Back to the map: They could have taken I-80 southwest to the San Francisco Bay Area, or northeast toward Lake Tahoe and Reno, Nevada. Or they could have taken I-5 north to … nothing big until they got all the way back to Eugene. No, Eugene was unlikely—it was too far away, and there’d be too many people who could spot either her or Odin. I-5 south was also unlikely: nowhere large to hide, until they were all the way back to L.A., where hund
reds of people knew Twist.
She looked back at the line of I-80 connecting Reno, Sacramento, and San Francisco. Singular would have a lot of resources in the Bay Area. Maybe fewer in another state.
Reno? That seemed like the best bet, but who knew if Twist would use Shay’s kind of logic? They could all wind up under a bridge in Yuba City.
On an impulse, she checked for TV news stations in Sacramento and found a sketchy report of a shooting at a building in the River Park Industrial Zone. No details were available, but two men had been taken to UC–Davis’s trauma center.
Then her eyes snapped to her own name, drawn like a magnet: “Sacramento police are looking for two young so-called ecoterrorists, the brother-and-sister team Odin and Shay Remby, believed to be involved in a raid on a research lab in Eugene, Oregon, last month, in which a young woman was shot.”
Shay clicked on the link to the story’s continuation and found a photograph of herself taken by her last foster father, Clarence Peters—her red hair hung around her shoulders like a wreath—and Odin’s senior yearbook photo.

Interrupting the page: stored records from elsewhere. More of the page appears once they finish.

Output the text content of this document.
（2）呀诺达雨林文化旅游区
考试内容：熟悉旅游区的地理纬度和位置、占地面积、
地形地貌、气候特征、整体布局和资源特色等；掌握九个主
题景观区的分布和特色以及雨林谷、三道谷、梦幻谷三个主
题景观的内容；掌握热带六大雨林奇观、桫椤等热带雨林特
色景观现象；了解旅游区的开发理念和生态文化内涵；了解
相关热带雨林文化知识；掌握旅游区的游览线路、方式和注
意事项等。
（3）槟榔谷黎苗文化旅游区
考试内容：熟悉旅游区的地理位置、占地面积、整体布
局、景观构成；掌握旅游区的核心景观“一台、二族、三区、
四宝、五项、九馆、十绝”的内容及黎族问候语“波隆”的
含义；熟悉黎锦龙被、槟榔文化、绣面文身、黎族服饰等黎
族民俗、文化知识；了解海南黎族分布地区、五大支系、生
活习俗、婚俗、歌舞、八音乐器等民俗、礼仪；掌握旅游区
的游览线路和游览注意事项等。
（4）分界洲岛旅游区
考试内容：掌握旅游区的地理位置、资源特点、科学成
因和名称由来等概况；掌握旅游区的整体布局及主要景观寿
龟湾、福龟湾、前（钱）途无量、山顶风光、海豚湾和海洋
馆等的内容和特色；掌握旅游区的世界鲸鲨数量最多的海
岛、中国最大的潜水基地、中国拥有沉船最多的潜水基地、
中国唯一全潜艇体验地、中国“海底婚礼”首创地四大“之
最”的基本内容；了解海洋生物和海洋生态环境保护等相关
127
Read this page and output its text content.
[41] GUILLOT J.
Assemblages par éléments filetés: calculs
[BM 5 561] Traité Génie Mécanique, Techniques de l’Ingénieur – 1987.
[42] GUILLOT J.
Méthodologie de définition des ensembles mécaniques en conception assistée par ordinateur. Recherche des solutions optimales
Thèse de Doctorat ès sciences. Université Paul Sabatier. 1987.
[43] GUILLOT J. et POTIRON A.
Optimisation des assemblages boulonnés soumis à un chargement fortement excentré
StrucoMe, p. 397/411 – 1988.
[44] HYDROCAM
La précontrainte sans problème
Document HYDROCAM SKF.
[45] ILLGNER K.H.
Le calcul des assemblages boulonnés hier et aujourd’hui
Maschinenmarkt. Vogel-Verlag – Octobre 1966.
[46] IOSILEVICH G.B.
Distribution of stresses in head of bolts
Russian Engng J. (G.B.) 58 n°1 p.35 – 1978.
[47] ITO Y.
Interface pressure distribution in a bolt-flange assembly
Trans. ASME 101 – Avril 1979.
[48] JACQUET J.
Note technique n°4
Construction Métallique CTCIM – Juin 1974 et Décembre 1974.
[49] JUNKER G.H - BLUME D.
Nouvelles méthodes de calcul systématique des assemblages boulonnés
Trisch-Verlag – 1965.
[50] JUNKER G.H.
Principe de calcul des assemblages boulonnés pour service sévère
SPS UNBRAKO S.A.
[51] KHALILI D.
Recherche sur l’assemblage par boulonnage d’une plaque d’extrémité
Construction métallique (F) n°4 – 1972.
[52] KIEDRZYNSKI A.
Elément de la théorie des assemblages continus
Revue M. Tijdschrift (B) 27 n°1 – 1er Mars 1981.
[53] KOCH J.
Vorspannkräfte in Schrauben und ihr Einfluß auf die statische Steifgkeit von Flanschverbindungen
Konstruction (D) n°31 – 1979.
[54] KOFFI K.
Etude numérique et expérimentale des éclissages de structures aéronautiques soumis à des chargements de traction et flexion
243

She felt as though a hand had wrapped itself around her heart and begun to squeeze. The police were looking for her and Odin? What had Singular told them? What about West—hadn’t he told them what was happening in the basement laboratory? There was no hint of that in the TV report.
She fought down the panic. Now what? Nobody to talk to, no way to find out where the others had gone.
Hunted by the police …
She’d been with Twist when they’d located the no-questions-asked mom-and-pop motel the night before. She knew how to do that, how to look for a crummy motel. First she went back to the iPad, looked for a nearby chain drugstore. She found a Walgreens, drove there, and bought Clairol Nice ’n Easy hair color, a comb, and some shears.